Strangely, both episodes somehow sound optimistic. There’s light at the end of the tunnel.
In the first episode Halldór Eyjólfsson, former fisherman and CEO of 66 Degrees North, says that his company’s ads, shown above, explain the Icelandic character: “Some people say they are sad, but they’re not sad. They are fighting. They are survivors. They are living on the edge of where it’s feasible to live and they are surviving.” In fact, I know that facial expression very well. It’s how you look when the wind chill is -20° celcius.
The second episode is about the investment fund Auður Capital. It was founded by two female heavy-weights from the Icelandic investment community, Halla Tómasdóttir and Kristín Jónsdóttir, and it has feminine oriented approach to investing. “We’re prepared to use our logical intelligence as well as our emotional intelligence when it comes to investing,” they say. Their main point is that any business that is either too male or female dominated loses out on the benifits of diversity.

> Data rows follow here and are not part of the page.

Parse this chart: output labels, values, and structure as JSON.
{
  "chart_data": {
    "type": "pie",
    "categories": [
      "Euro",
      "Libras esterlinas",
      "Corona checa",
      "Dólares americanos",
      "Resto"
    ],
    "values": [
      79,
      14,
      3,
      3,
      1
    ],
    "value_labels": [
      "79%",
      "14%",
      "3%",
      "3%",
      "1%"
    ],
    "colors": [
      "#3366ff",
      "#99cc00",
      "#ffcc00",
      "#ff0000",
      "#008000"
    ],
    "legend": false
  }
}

The situation may be bleak at the moment, but there is optimism in the entrepreneurial circles. Various Icelandic start-ups are using the sudden availability of a vast talent pool to do some very interesting things. The country will without a doubt rise from the ashes stronger than it was before, with a more diverse source of income than previously when it relied so heavily on one sector, be it aluminum, banking or cod.